Practical walkthrough

This flow uses the core context surfaces together without hiding ordinary Python work:

import duckdb
import polars as pl

from data_engine import Flow


def read_source_file(file_ref):
    return pl.read_csv(file_ref.path)


def combine_files(context):
    cfg = context.config.get("runtime") or {}
    batch_size = cfg.get("limits", {}).get("batch_size", 5000)
    context.metadata["batch_size"] = batch_size
    return pl.concat(context.current, how="vertical_relaxed")


def summarize(context):
    db_path = context.database("documents/analytics.duckdb")
    conn = duckdb.connect(db_path)
    try:
        conn.register("input_frame", context.current)
        summary = conn.sql("select count(*) as row_count from input_frame").pl()
    finally:
        conn.close()

    output = context.mirror.root_file("summaries/latest.parquet")
    summary.write_parquet(output)
    context.metadata["summary_path"] = str(output)

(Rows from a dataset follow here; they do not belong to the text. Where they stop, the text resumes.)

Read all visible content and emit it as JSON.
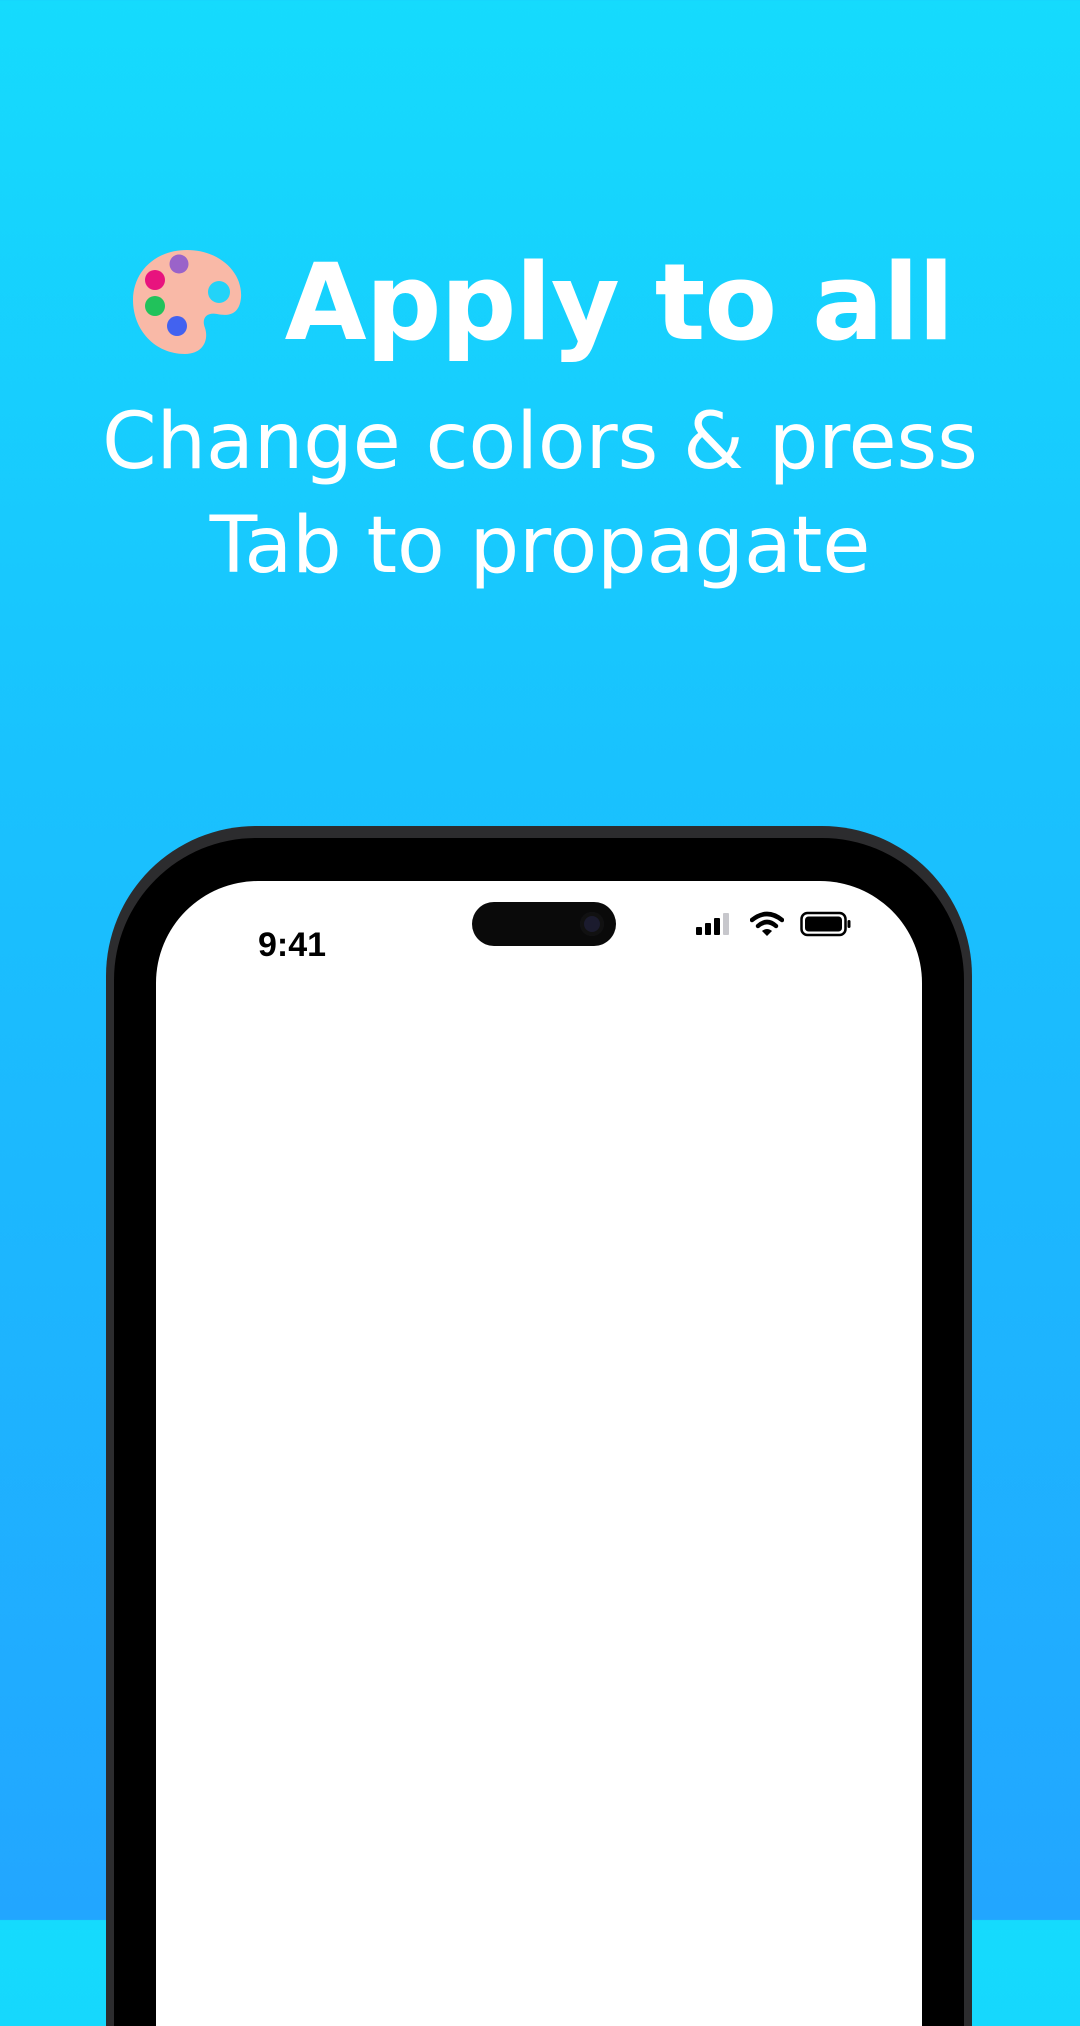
{
  "headline": {
    "icon": "palette-icon",
    "title": "Apply to all"
  },
  "subtitle": {
    "line1": "Change colors & press",
    "line2": "Tab to propagate"
  },
  "phone": {
    "status_bar": {
      "time": "9:41",
      "icons": [
        "signal-icon",
        "wifi-icon",
        "battery-icon"
      ]
    }
  },
  "colors": {
    "background_top": "#15dbfd",
    "background_bottom": "#22a6ff",
    "text": "#ffffff",
    "phone_frame": "#2c2c2e",
    "palette_base": "#f9b9a7"
  }
}
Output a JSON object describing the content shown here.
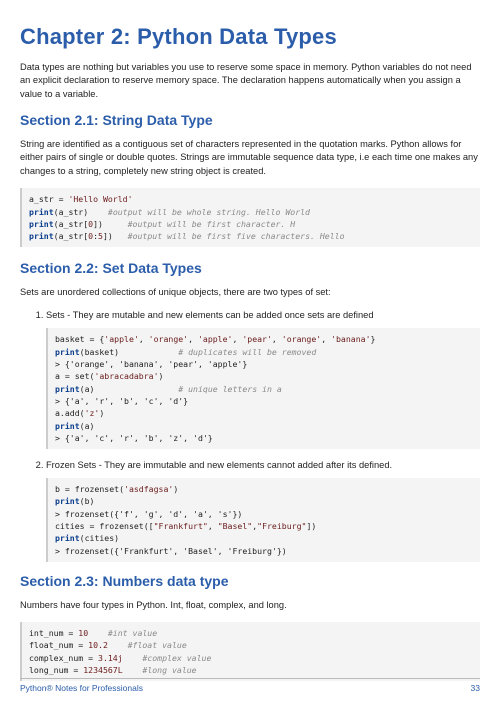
{
  "chapter_title": "Chapter 2: Python Data Types",
  "intro_text": "Data types are nothing but variables you use to reserve some space in memory. Python variables do not need an explicit declaration to reserve memory space. The declaration happens automatically when you assign a value to a variable.",
  "sections": {
    "s21": {
      "title": "Section 2.1: String Data Type",
      "text": "String are identified as a contiguous set of characters represented in the quotation marks. Python allows for either pairs of single or double quotes. Strings are immutable sequence data type, i.e each time one makes any changes to a string, completely new string object is created.",
      "code": {
        "l1a": "a_str = ",
        "l1b": "'Hello World'",
        "l2a": "print",
        "l2b": "(a_str)    ",
        "l2c": "#output will be whole string. Hello World",
        "l3a": "print",
        "l3b": "(a_str[",
        "l3c": "0",
        "l3d": "])     ",
        "l3e": "#output will be first character. H",
        "l4a": "print",
        "l4b": "(a_str[",
        "l4c": "0",
        "l4d": ":",
        "l4e": "5",
        "l4f": "])   ",
        "l4g": "#output will be first five characters. Hello"
      }
    },
    "s22": {
      "title": "Section 2.2: Set Data Types",
      "text": "Sets are unordered collections of unique objects, there are two types of set:",
      "item1_text": "Sets - They are mutable and new elements can be added once sets are defined",
      "item1_code": {
        "l1a": "basket = {",
        "l1b": "'apple'",
        "l1c": ", ",
        "l1d": "'orange'",
        "l1e": ", ",
        "l1f": "'apple'",
        "l1g": ", ",
        "l1h": "'pear'",
        "l1i": ", ",
        "l1j": "'orange'",
        "l1k": ", ",
        "l1l": "'banana'",
        "l1m": "}",
        "l2a": "print",
        "l2b": "(basket)            ",
        "l2c": "# duplicates will be removed",
        "l3": "> {'orange', 'banana', 'pear', 'apple'}",
        "l4a": "a = set(",
        "l4b": "'abracadabra'",
        "l4c": ")",
        "l5a": "print",
        "l5b": "(a)                 ",
        "l5c": "# unique letters in a",
        "l6": "> {'a', 'r', 'b', 'c', 'd'}",
        "l7a": "a.add(",
        "l7b": "'z'",
        "l7c": ")",
        "l8a": "print",
        "l8b": "(a)",
        "l9": "> {'a', 'c', 'r', 'b', 'z', 'd'}"
      },
      "item2_text": "Frozen Sets - They are immutable and new elements cannot added after its defined.",
      "item2_code": {
        "l1a": "b = frozenset(",
        "l1b": "'asdfagsa'",
        "l1c": ")",
        "l2a": "print",
        "l2b": "(b)",
        "l3": "> frozenset({'f', 'g', 'd', 'a', 's'})",
        "l4a": "cities = frozenset([",
        "l4b": "\"Frankfurt\"",
        "l4c": ", ",
        "l4d": "\"Basel\"",
        "l4e": ",",
        "l4f": "\"Freiburg\"",
        "l4g": "])",
        "l5a": "print",
        "l5b": "(cities)",
        "l6": "> frozenset({'Frankfurt', 'Basel', 'Freiburg'})"
      }
    },
    "s23": {
      "title": "Section 2.3: Numbers data type",
      "text": "Numbers have four types in Python. Int, float, complex, and long.",
      "code": {
        "l1a": "int_num = ",
        "l1b": "10",
        "l1c": "    ",
        "l1d": "#int value",
        "l2a": "float_num = ",
        "l2b": "10.2",
        "l2c": "    ",
        "l2d": "#float value",
        "l3a": "complex_num = ",
        "l3b": "3.14j",
        "l3c": "    ",
        "l3d": "#complex value",
        "l4a": "long_num = ",
        "l4b": "1234567L",
        "l4c": "    ",
        "l4d": "#long value"
      }
    }
  },
  "footer": {
    "left": "Python® Notes for Professionals",
    "right": "33"
  }
}
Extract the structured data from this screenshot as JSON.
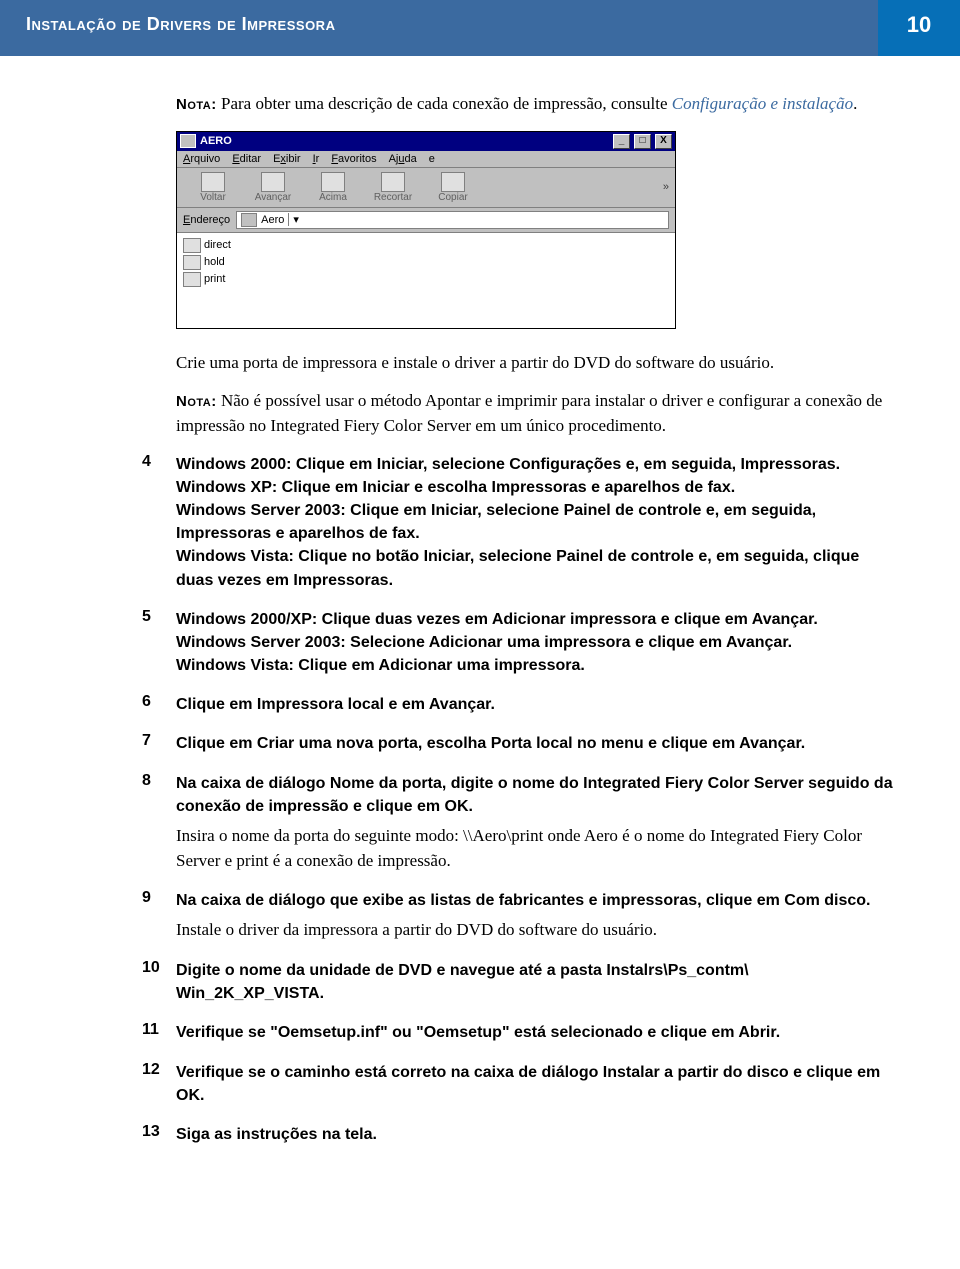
{
  "header": {
    "title": "Instalação de Drivers de Impressora",
    "page_number": "10"
  },
  "intro_nota": {
    "label": "Nota:",
    "text_before": " Para obter uma descrição de cada conexão de impressão, consulte ",
    "ref": "Configuração e instalação",
    "text_after": "."
  },
  "win": {
    "title": "AERO",
    "menu": {
      "arquivo": "Arquivo",
      "editar": "Editar",
      "exibir": "Exibir",
      "ir": "Ir",
      "favoritos": "Favoritos",
      "ajuda": "Ajuda"
    },
    "toolbar": {
      "voltar": "Voltar",
      "avancar": "Avançar",
      "acima": "Acima",
      "recortar": "Recortar",
      "copiar": "Copiar"
    },
    "addr_label": "Endereço",
    "addr_value": "Aero",
    "files": [
      "direct",
      "hold",
      "print"
    ]
  },
  "after_image": "Crie uma porta de impressora e instale o driver a partir do DVD do software do usuário.",
  "nota2": {
    "label": "Nota:",
    "text": " Não é possível usar o método Apontar e imprimir para instalar o driver e configurar a conexão de impressão no Integrated Fiery Color Server em um único procedimento."
  },
  "steps": [
    {
      "bold": "Windows 2000: Clique em Iniciar, selecione Configurações e, em seguida, Impressoras.\nWindows XP: Clique em Iniciar e escolha Impressoras e aparelhos de fax.\nWindows Server 2003: Clique em Iniciar, selecione Painel de controle e, em seguida, Impressoras e aparelhos de fax.\nWindows Vista: Clique no botão Iniciar, selecione Painel de controle e, em seguida, clique duas vezes em Impressoras."
    },
    {
      "bold": "Windows 2000/XP: Clique duas vezes em Adicionar impressora e clique em Avançar.\nWindows Server 2003: Selecione Adicionar uma impressora e clique em Avançar.\nWindows Vista: Clique em Adicionar uma impressora."
    },
    {
      "bold": "Clique em Impressora local e em Avançar."
    },
    {
      "bold": "Clique em Criar uma nova porta, escolha Porta local no menu e clique em Avançar."
    },
    {
      "bold": "Na caixa de diálogo Nome da porta, digite o nome do Integrated Fiery Color Server seguido da conexão de impressão e clique em OK.",
      "plain": "Insira o nome da porta do seguinte modo: \\\\Aero\\print onde Aero é o nome do Integrated Fiery Color Server e print é a conexão de impressão."
    },
    {
      "bold": "Na caixa de diálogo que exibe as listas de fabricantes e impressoras, clique em Com disco.",
      "plain": "Instale o driver da impressora a partir do DVD do software do usuário."
    },
    {
      "bold": "Digite o nome da unidade de DVD e navegue até a pasta Instalrs\\Ps_contm\\ Win_2K_XP_VISTA."
    },
    {
      "bold": "Verifique se \"Oemsetup.inf\" ou \"Oemsetup\" está selecionado e clique em Abrir."
    },
    {
      "bold": "Verifique se o caminho está correto na caixa de diálogo Instalar a partir do disco e clique em OK."
    },
    {
      "bold": "Siga as instruções na tela."
    }
  ]
}
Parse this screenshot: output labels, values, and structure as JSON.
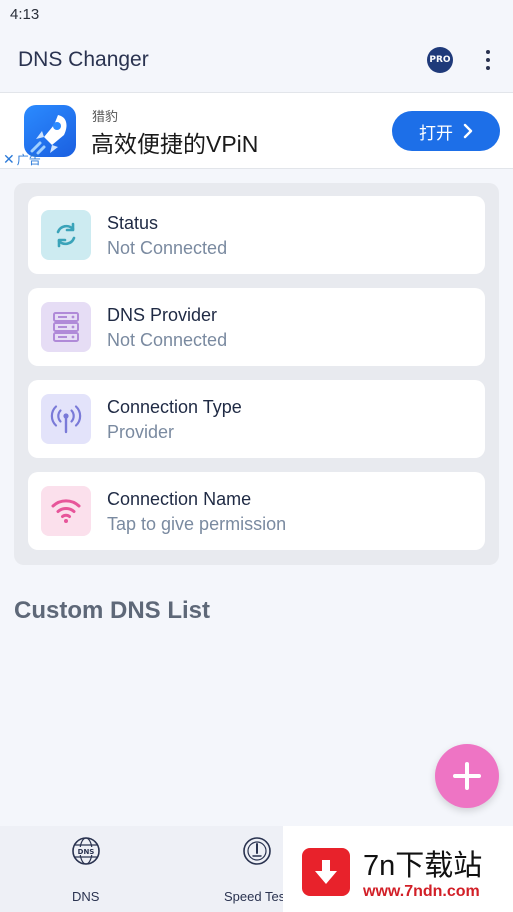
{
  "status_bar": {
    "time": "4:13"
  },
  "app_bar": {
    "title": "DNS Changer",
    "pro_badge": "PRO",
    "more_icon": "more-vert-icon"
  },
  "ad": {
    "brand": "猎豹",
    "headline": "高效便捷的VPiN",
    "cta": "打开",
    "label": "广告",
    "close_symbol": "✕",
    "icon": "rocket-icon"
  },
  "info_cards": [
    {
      "title": "Status",
      "value": "Not Connected",
      "icon": "sync-icon",
      "icon_bg": "#cdebf1",
      "icon_color": "#3aa3b9"
    },
    {
      "title": "DNS Provider",
      "value": "Not Connected",
      "icon": "server-icon",
      "icon_bg": "#e6ddf5",
      "icon_color": "#b08ad8"
    },
    {
      "title": "Connection Type",
      "value": "Provider",
      "icon": "antenna-icon",
      "icon_bg": "#e3e3fa",
      "icon_color": "#7a7ad8"
    },
    {
      "title": "Connection Name",
      "value": "Tap to give permission",
      "icon": "wifi-icon",
      "icon_bg": "#fbe0ec",
      "icon_color": "#e7559a"
    }
  ],
  "custom_list": {
    "title": "Custom DNS List"
  },
  "fab": {
    "icon": "plus-icon",
    "color": "#ee74c4"
  },
  "bottom_nav": [
    {
      "label": "DNS",
      "icon": "dns-globe-icon"
    },
    {
      "label": "Speed Tes",
      "icon": "speed-test-icon"
    }
  ],
  "watermark": {
    "title": "7n下载站",
    "url": "www.7ndn.com"
  }
}
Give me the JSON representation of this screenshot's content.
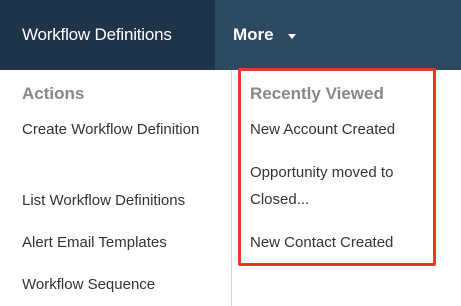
{
  "topbar": {
    "active_tab_label": "Workflow Definitions",
    "more_label": "More"
  },
  "actions": {
    "title": "Actions",
    "items": [
      {
        "label": "Create Workflow Definition"
      },
      {
        "label": "List Workflow Definitions"
      },
      {
        "label": "Alert Email Templates"
      },
      {
        "label": "Workflow Sequence"
      }
    ]
  },
  "recently_viewed": {
    "title": "Recently Viewed",
    "items": [
      {
        "label": "New Account Created"
      },
      {
        "label": "Opportunity moved to Closed..."
      },
      {
        "label": "New Contact Created"
      }
    ]
  },
  "colors": {
    "topbar_bg": "#2e4a63",
    "active_tab_bg": "#1f3448",
    "highlight_border": "#e43a2a"
  }
}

    if context.debug is not None:
        context.debug.save_frame(summary, name="summary", info={"rows": summary.height})
        context.debug.save_json({"output": str(output)}, name="summary_manifest")

    return output


def build():
    return (
        Flow(group="Documents")
        .watch(mode="schedule", run_as="batch", interval="15m", source="data/incoming")
        .mirror(root="data/outgoing")
        .collect([".csv"], save_as="source_files")
        .map(read_source_file, use="source_files", save_as="frames")
        .step(combine_files, use="frames", save_as="combined")
        .step(summarize, use="combined")
    )

This shape keeps orchestration in the Flow(...) chain while step code uses FlowContext for runtime state, workspace settings, debug artifacts, and source-aware paths.